The chemical name for SDG is beta-D-Glucopyranoside, 2,3-bis[(4-hydroxy-3-methoxyphenyl methyl]-1,4-butanediyl bis-,[R-(R*,R*)]. Its molecular formula is C32H46O16 and its molecular weight is 686.7. Its CAS number is 158932-33-3. END is also known as 2,3-bis[(3-hydroxyphenyl)methyl]-1,4-Butanediol and has a molecular weight of 302. ENL is also known as trans-dihydro-3,4-bis[(3-hydroxyphenyl)methyl]-2(3H)-Furanone and has a molecular weight of 298. The aglycone of SDG is secoisolariciresinol (SECO). SECO is also known as [R-(R*1,R*)-2,3-bis[(4-hydroxy-3-methoxy phenyl)methyl]-1,4-Butadiol and has a molecular weight of 362. The chemical structures below are described within this monograph.
Lignans should not be confused with lignins. A lignin is a cross-linked phenolic polymer which combines with cellulose to give woody plant tissue its rigidity.
Actions & Pharmacology
SDG has antioxidant activity. It also may have hypoglycemic, hypocholesterolemic, estrogenic, anti-estrogenic, anti-cancer, antiproliferative and renoprotective properties.
Mechanism of Action
SDG, SECO and the enterolignans END and ENL have been shown to be effective antioxidants against lipid peroxidation and oxidative DNA damage, potentially due to their free radical scavenging activity.
SDG was found to be protective against streptozotocin-induced diabetes in rats, an animal model of type 1diabetes. It delayed the onset of diabetes in the rats and was thought to act by an antioxidant mechanism. Streptozotocin is known to induce oxidative stress. SDG was also found to delay the development of type 2 diabetes in Zucker rats, an animal model of type 2 diabetes. Again, it was thought this effect was due to SDG acting as an antioxidant.

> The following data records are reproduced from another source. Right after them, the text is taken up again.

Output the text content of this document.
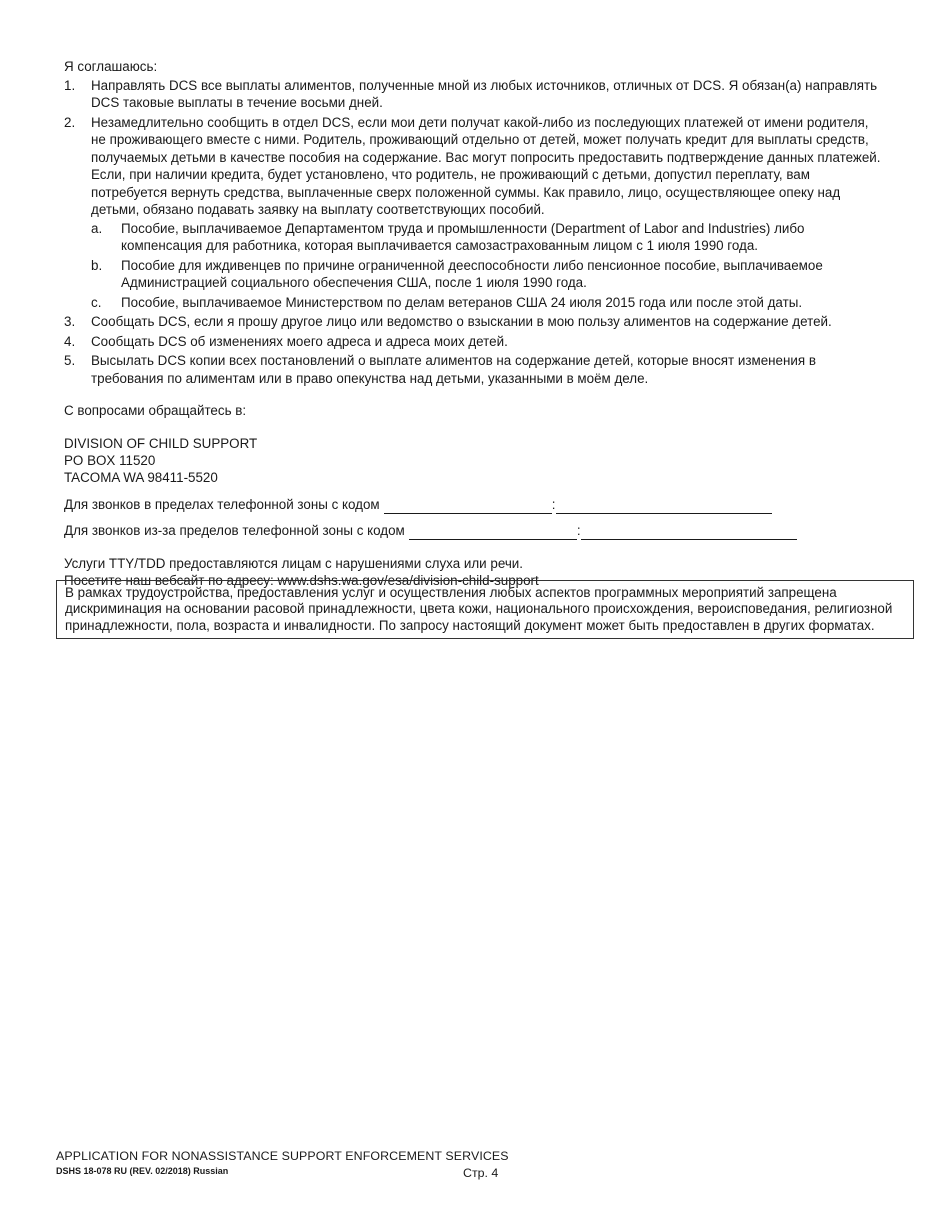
Я соглашаюсь:
1. Направлять DCS все выплаты алиментов, полученные мной из любых источников, отличных от DCS. Я обязан(а) направлять DCS таковые выплаты в течение восьми дней.
2. Незамедлительно сообщить в отдел DCS, если мои дети получат какой-либо из последующих платежей от имени родителя, не проживающего вместе с ними. Родитель, проживающий отдельно от детей, может получать кредит для выплаты средств, получаемых детьми в качестве пособия на содержание. Вас могут попросить предоставить подтверждение данных платежей. Если, при наличии кредита, будет установлено, что родитель, не проживающий с детьми, допустил переплату, вам потребуется вернуть средства, выплаченные сверх положенной суммы. Как правило, лицо, осуществляющее опеку над детьми, обязано подавать заявку на выплату соответствующих пособий.
a. Пособие, выплачиваемое Департаментом труда и промышленности (Department of Labor and Industries) либо компенсация для работника, которая выплачивается самозастрахованным лицом с 1 июля 1990 года.
b. Пособие для иждивенцев по причине ограниченной дееспособности либо пенсионное пособие, выплачиваемое Администрацией социального обеспечения США, после 1 июля 1990 года.
c. Пособие, выплачиваемое Министерством по делам ветеранов США 24 июля 2015 года или после этой даты.
3. Сообщать DCS, если я прошу другое лицо или ведомство о взыскании в мою пользу алиментов на содержание детей.
4. Сообщать DCS об изменениях моего адреса и адреса моих детей.
5. Высылать DCS копии всех постановлений о выплате алиментов на содержание детей, которые вносят изменения в требования по алиментам или в право опекунства над детьми, указанными в моём деле.
С вопросами обращайтесь в:
DIVISION OF CHILD SUPPORT
PO BOX 11520
TACOMA WA 98411-5520
Для звонков в пределах телефонной зоны с кодом	:
Для звонков из-за пределов телефонной зоны с кодом	:
Услуги TTY/TDD предоставляются лицам с нарушениями слуха или речи.
Посетите наш вебсайт по адресу: www.dshs.wa.gov/esa/division-child-support
В рамках трудоустройства, предоставления услуг и осуществления любых аспектов программных мероприятий запрещена дискриминация на основании расовой принадлежности, цвета кожи, национального происхождения, вероисповедания, религиозной принадлежности, пола, возраста и инвалидности. По запросу настоящий документ может быть предоставлен в других форматах.
APPLICATION FOR NONASSISTANCE SUPPORT ENFORCEMENT SERVICES
DSHS 18-078 RU (REV. 02/2018) Russian	Стр. 4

SDG was found in a human study which took place in China to lower total cholesterol and LDL-cholesterol. The mechanism of this effect is unclear.

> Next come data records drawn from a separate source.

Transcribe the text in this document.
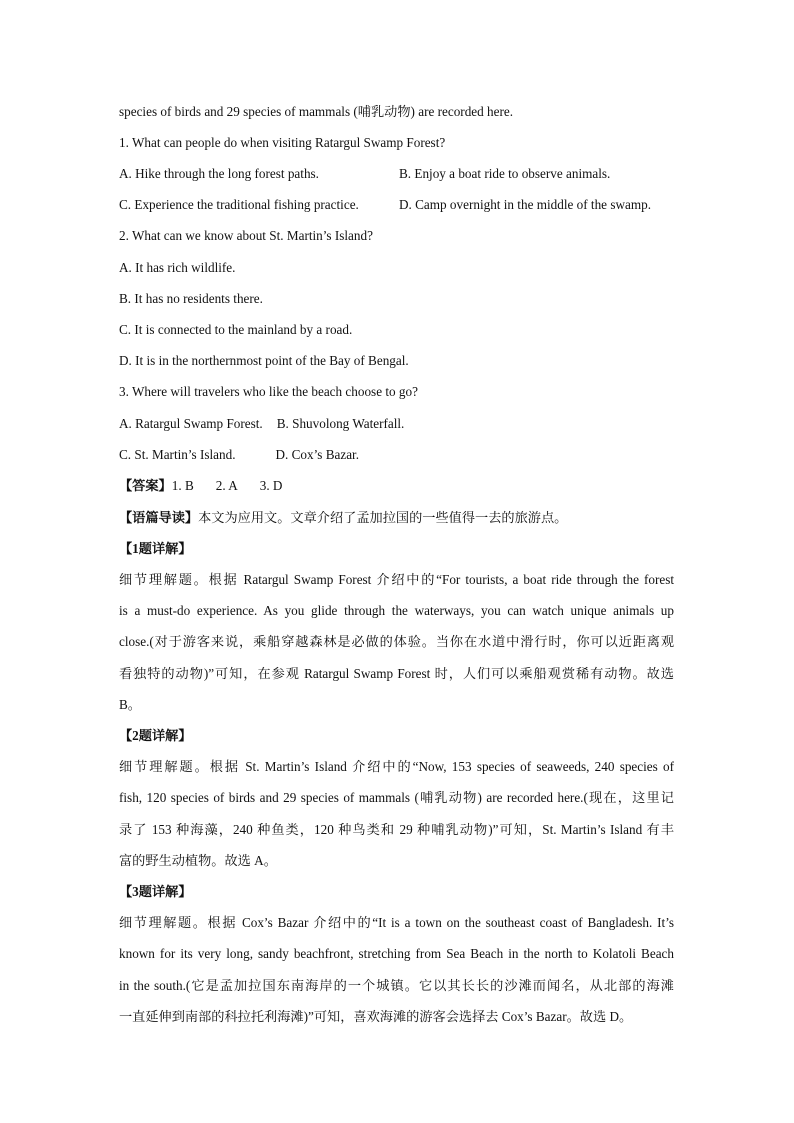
species of birds and 29 species of mammals (哺乳动物) are recorded here.
1. What can people do when visiting Ratargul Swamp Forest?
A. Hike through the long forest paths.	B. Enjoy a boat ride to observe animals.
C. Experience the traditional fishing practice.	D. Camp overnight in the middle of the swamp.
2. What can we know about St. Martin’s Island?
A. It has rich wildlife.
B. It has no residents there.
C. It is connected to the mainland by a road.
D. It is in the northernmost point of the Bay of Bengal.
3. Where will travelers who like the beach choose to go?
A. Ratargul Swamp Forest. B. Shuvolong Waterfall.
C. St. Martin’s Island.	D. Cox’s Bazar.
【答案】1. B 2. A 3. D
【语篇导读】本文为应用文。文章介绍了孟加拉国的一些值得一去的旅游点。
【1题详解】
细节理解题。根据 Ratargul Swamp Forest 介绍中的“For tourists, a boat ride through the forest
is a must-do experience. As you glide through the waterways, you can watch unique animals up
close.(对于游客来说，乘船穿越森林是必做的体验。当你在水道中滑行时，你可以近距离观
看独特的动物)”可知，在参观 Ratargul Swamp Forest 时，人们可以乘船观赏稀有动物。故选
B。
【2题详解】
细节理解题。根据 St. Martin’s Island 介绍中的“Now, 153 species of seaweeds, 240 species of
fish, 120 species of birds and 29 species of mammals (哺乳动物) are recorded here.(现在，这里记
录了 153 种海藻，240 种鱼类，120 种鸟类和 29 种哺乳动物)”可知，St. Martin’s Island 有丰
富的野生动植物。故选 A。
【3题详解】
细节理解题。根据 Cox’s Bazar 介绍中的“It is a town on the southeast coast of Bangladesh. It’s
known for its very long, sandy beachfront, stretching from Sea Beach in the north to Kolatoli Beach
in the south.(它是孟加拉国东南海岸的一个城镇。它以其长长的沙滩而闻名，从北部的海滩
一直延伸到南部的科拉托利海滩)”可知，喜欢海滩的游客会选择去 Cox’s Bazar。故选 D。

SDG, END and ENL may block some of the cancer-inducing effects of estrogen and may have selective estrogen receptor modulating (SERM) activity.
END and ENL may also have anti-platelet-activating factor activity, which would produce anti-thrombotic activity.
END and ENL have been shown to have anti-proliferative activity against the human breast carcinoma cell line, ZR-75-1. These enterolignans also inhibit the growth of estrogen-independent human colon tumor cells.
SDG has been found to reduce chemically-induced mammary and colon tumorigenesis in rats. SDG inhibits the initiation, promotion and progression of mammary carcinogenesis in rats and inhibits tumor growth and metastasis in nude mice. SDG has also been shown to reduce experimental metastasis of melanoma cells in mice.
The mechanism of the anticancer activity of SDG is unclear. Biological properties of SDG may be responsible for its anticancer properties. These include antioxidant, estrogenic, antiestrogenic, antiproliferative and anti-aromatase activities. Further research on this is warranted and needed.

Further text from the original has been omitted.